As biotechnology applications becomes more widespread, I expect to see alliances between anti-science forces from the left and right sides of the spectrum. Call it the peasants-with-torches party.
Further on down the discussion, I mentioned:
I am surprised that nobody has referenced the very different science policies of Republican and Democratic administrations. Republicans have been radically anti-science: they’ve cut budgets, shut down important agencies (OTA), forced government scientists to adhere to politically-driven agendas, banned certain areas of research, promoted creationism and evidence-free faith-based programs. By contrast, the incoming administration has been naming prominent scientists to key posts, such as Steven Chu. I was at a New Year’s party with a bunch of experimental physicists and they were in ecstasy at the possibility of getting a science-friendly administration.
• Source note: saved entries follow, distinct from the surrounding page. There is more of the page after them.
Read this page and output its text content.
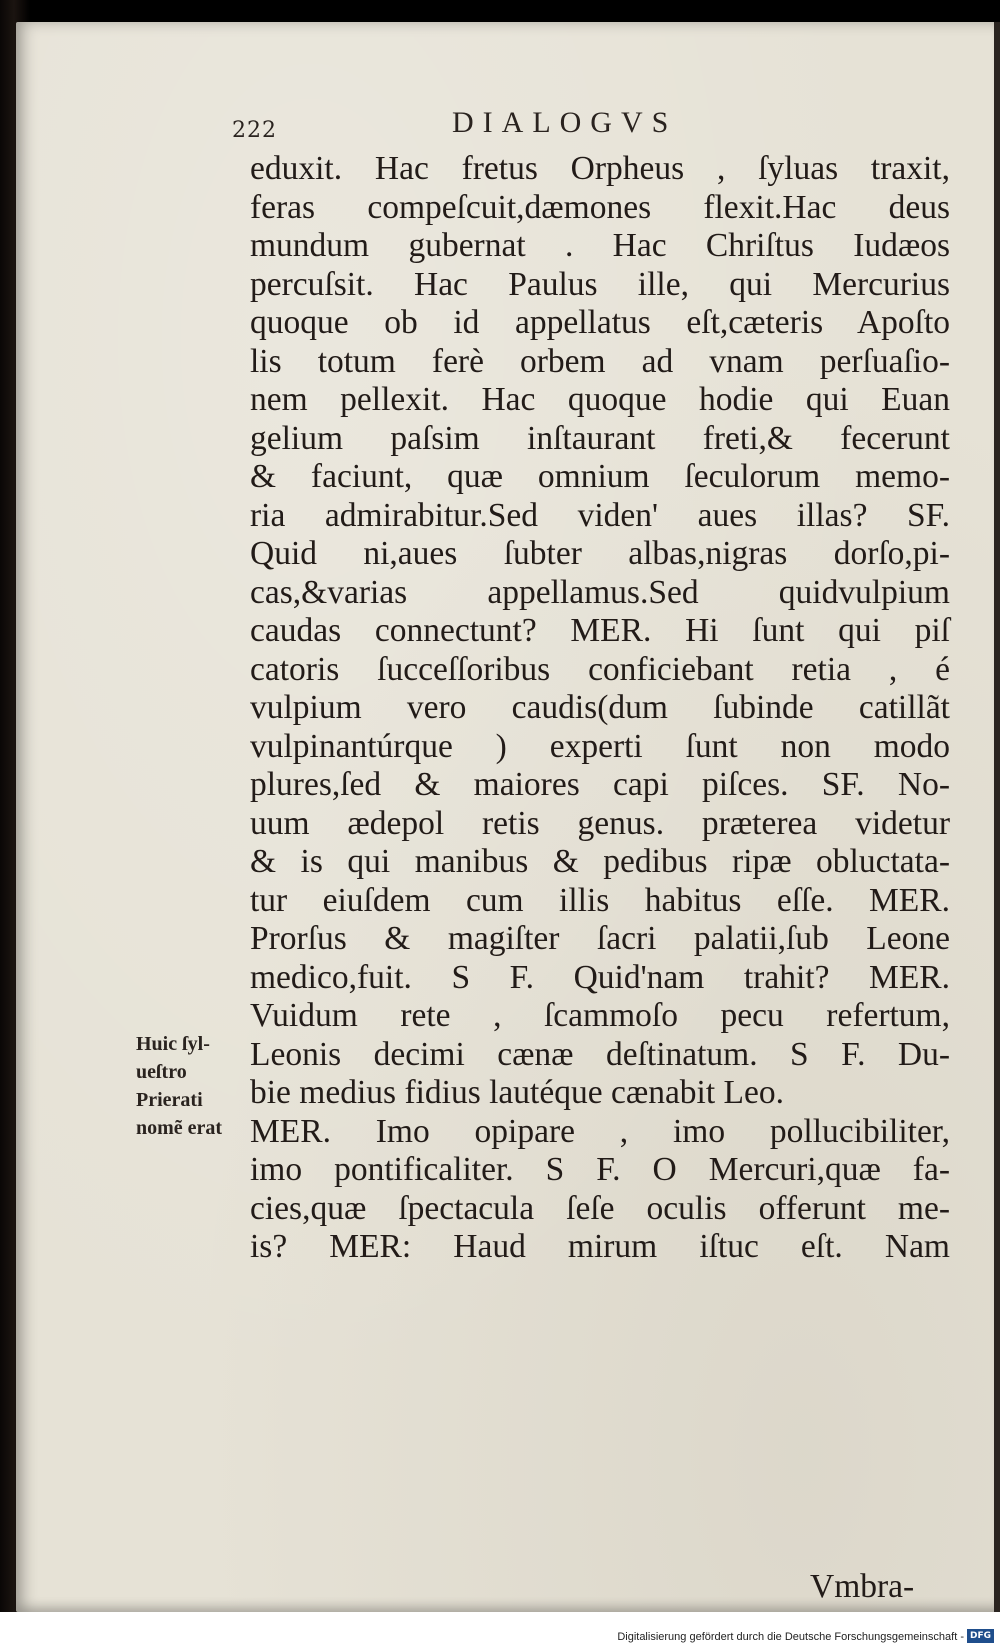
222	DIALOGVS
eduxit. Hac fretus Orpheus , ſyluas traxit,
feras compeſcuit,dæmones flexit.Hac deus
mundum gubernat . Hac Chriſtus Iudæos
percuſsit. Hac Paulus ille, qui Mercurius
quoque ob id appellatus eſt,cæteris Apoſto
lis totum ferè orbem ad vnam perſuaſio-
nem pellexit. Hac quoque hodie qui Euan
gelium paſsim inſtaurant freti,& fecerunt
& faciunt, quæ omnium ſeculorum memo-
ria admirabitur.Sed viden' aues illas? SF.
Quid ni,aues ſubter albas,nigras dorſo,pi-
cas,&varias appellamus.Sed quidvulpium
caudas connectunt? MER. Hi ſunt qui piſ
catoris ſucceſſoribus conficiebant retia , é
vulpium vero caudis(dum ſubinde catillãt
vulpinantúrque ) experti ſunt non modo
plures,ſed & maiores capi piſces. SF. No-
uum ædepol retis genus. præterea videtur
& is qui manibus & pedibus ripæ obluctata-
tur eiuſdem cum illis habitus eſſe. MER.
Prorſus & magiſter ſacri palatii,ſub Leone
medico,fuit. S F. Quid'nam trahit? MER.
Vuidum rete , ſcammoſo pecu refertum,
Leonis decimi cænæ deſtinatum. S F. Du-
bie medius fidius lautéque cænabit Leo.
MER. Imo opipare , imo pollucibiliter,
imo pontificaliter. S F. O Mercuri,quæ fa-
cies,quæ ſpectacula ſeſe oculis offerunt me-
is? MER: Haud mirum iſtuc eſt. Nam
Huic ſyl-
ueſtro
Prierati
nomẽ erat
Vmbra-
Digitalisierung gefördert durch die Deutsche Forschungsgemeinschaft - DFG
The two parties do not perfectly capture the essence of “left” and “right”, but it’s close enough. And it’s obvious which party is more in tune with science and scientists.
I still haven't gotten a reply to this, which leads me to think I'm wasting my time on that site, and must chalk up another failure in my quest for interesting arguments on the internet. They'd rather bitch about postmodernism in the academy, a trend which has approximately zero real-world consequences.

I later pointed out that, contrary to one commenter who said "what could be more conservative than a grounding in cold hard reality?", science departments, like almost all academic departments, skew overwhelmingly Democratic. Or, as Steven Colbert has said, "reality has a well-known liberal bias".

I'm disappointed, but not that surprised, that Secular Right is apparently going to be another right-wing circle-jerk and is not actually interested in evidence-based arguments about the real world. There are a number of obvious rejoinders to that last point (perhaps industrial scientists show less political bias; perhaps science departments are self-selecting for particular politics), but instead of making them my comment got sent to the trash heap. Oh well. I suppose I do have better things to do than pick political arguments anyway.

Thursday, January 01, 2009

Social Media Notes

The blogosphere and new media are another war zone, we have to be relevant there.
-- head of the IDF Press Team, via

This ain't no disco! The Air Force has "Rules of Engagement" for blogging. The mind boggles. It looks as if they copied these from somewhere else, the block on dealing with "Unhappy Customers" is a bit off. They also have a Twitter feed.

Speaking of Twitter, I'm playing with it more lately thanks to a plethora of different intefaces, including TweetDeck, an Emacs interface!, Twitterrific on the iPhone. Nothing like being able to do something useless four different ways! I set up TweetDeck to collect all tweets containing "gaza", which seem to be about 10 a minute or so. Also "supervolcano", so I will be notified quickly if the world comes to an end. Plus I'm following Al Jazeera's Gaza feed and one put out by the Israelis. I still don't see the point. 140 character utterances can't help but be either grunts or at best fingerpointing via a URL to something interesting. People are actually arguing over Gaza in this format, which seems purpose-built to ensure that such conversations are going to be even more unproductive than they usually are.

I've gated this blog onto Twitter via TwitterFeed. This makes me feel peculiar in terms of identity management; the twitter version of mtraven has more connections to my real-world identity than this blog. Oh well, we'll see how it goes.

Of all the Social Media foo stuff I've seen, FriendFeed seems the most interesting and contentful. It brings in actual content items from just past the edge of your own network (ie, stuff friends of friends have posted).

Meanwhile, David Gelertner has proposals for using technology to create "parent-chosen, cloud-resident learning tracks" sounds just right to me, I've been talking about stuff like this for awhile, mostly to myself, but maybe it will happen.